The RCMP investigation into serial killer Robert Pickton didn't get the attention it deserved, a senior Mountie acknowledged in an email exchange with Vancouver's deputy police chief.
But in the internal emails released this week, RCMP Deputy Commissioner Gary Bass rejects the suggestion that the force "failed."
The RCMP and Vancouver police have come under heavy criticism for their failure to catch Pickton as he hunted sex workers in Vancouver's Downtown Eastside for years before he was caught in 2002. Pickton was later convicted of six counts of second-degree murder, but has been linked to the deaths of as many as 33 women.
A public inquiry beginning later this year will examine what went wrong, but both forces have already conducted internal reviews.
Vancouver police released a 400-page report last year. It admits the force made numerous mistakes but stressed it was the "RCMP's failed pre-2002 investigation" in nearby Port Coquitlam -- where Pickton's pig farm was located and where a woman accused him of attempted murder in 1997 -- that allowed Pickton to continue killing for so long.
The RCMP hasn't released its own review, citing the forthcoming public inquiry, and has yet to respond directly to the criticisms levelled by Vancouver police.
But in the internal emails released this week by the Vancouver police, Bass acknowledges the Mounties made mistakes. The emails, between Bass and Vancouver's Deputy Chief Doug LePard, were made public in response to an access-to-information request.
"Your in-depth analysis certainly shows that this did not get the attention it should have," Bass wrote LePard, the author of the Vancouver police report, on Aug. 25, 2010, a few days after Vancouver police released their report.
"But (where) we are having a difficult time is ascribing this to any person involved at the time.
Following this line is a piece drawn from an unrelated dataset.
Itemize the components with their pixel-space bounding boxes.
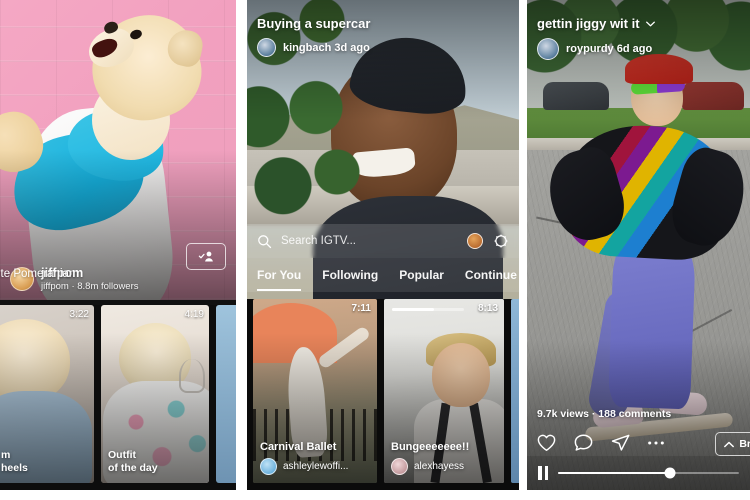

As they say, hindsight is 20-20."
LePard replied: "I really appreciate that you acknowledge a key finding of my review. ... Really, that's all we have been looking for."
The report was highly critical of both police forces, but stressed that Pickton would have been caught sooner had it not been for a series of failures within the Coquitlam RCMP detachment.
In particular, the report said RCMP investigators were slow to act when, in 1998 and 1999, Vancouver police forwarded information that suggested Pickton was responsible for the disappearance of sex workers from the Downtown Eastside.
After the RCMP took over the investigation in 1999, it said there was a period when it lay dormant for months.
The report also said public tips to Vancouver police that were forwarded to the RCMP were ignored, and inexperienced RCMP investigators botched an interview with Pickton in January 2000, turning down an offer to search his farm.
RCMP declined comment Friday.
In his email, Bass doesn't get into the specifics, but does take issue with its characterization of the RCMP.
"I suspect that at the end of the day, where we may still have a gap (is) in the interpretation of the Pickton investigation in terms of whether it either 'failed' or was delayed too long," he wrote.
In 2001, the two forces created a joint task force named Operation Evenhanded to investigate cases of missing women throughout the Lower Mainland, including cases that were linked to Pickton and others that weren't.
LePard made clear in his email that he isn't criticizing that joint task force, but rather the work of Coquitlam RCMP in the years before it was formed.
The forces also appear to disagree over what exactly the RCMP's role was in the late '90s as Pickton emerged as a suspect.
"The current view is that Pickton was a good suspect, among many others," wrote Bass.
LePard took issue with that.
"Just for the record ... Coquitlam (RCMP) wasn't looking at any other suspects at all because their assignment was to investigate the information from various informants, etc., pointing at Pickton for a murder in Coquitlam."
Pickton is currently serving a life sentence in prison for his six murder convictions. Last year the Supreme Court of Canada rejected his appeal for a new trial.
He was originally charged with 26 counts of murder and was expected to face two separate trials. After his convictions were upheld, Crown prosecutors decided not to proceed on the outstanding charges because he is already serving the maximum sentence.
The remains or DNA of 33 women were found on Pickton's farm, and he bragged to police after his arrest that he killed a total of 49.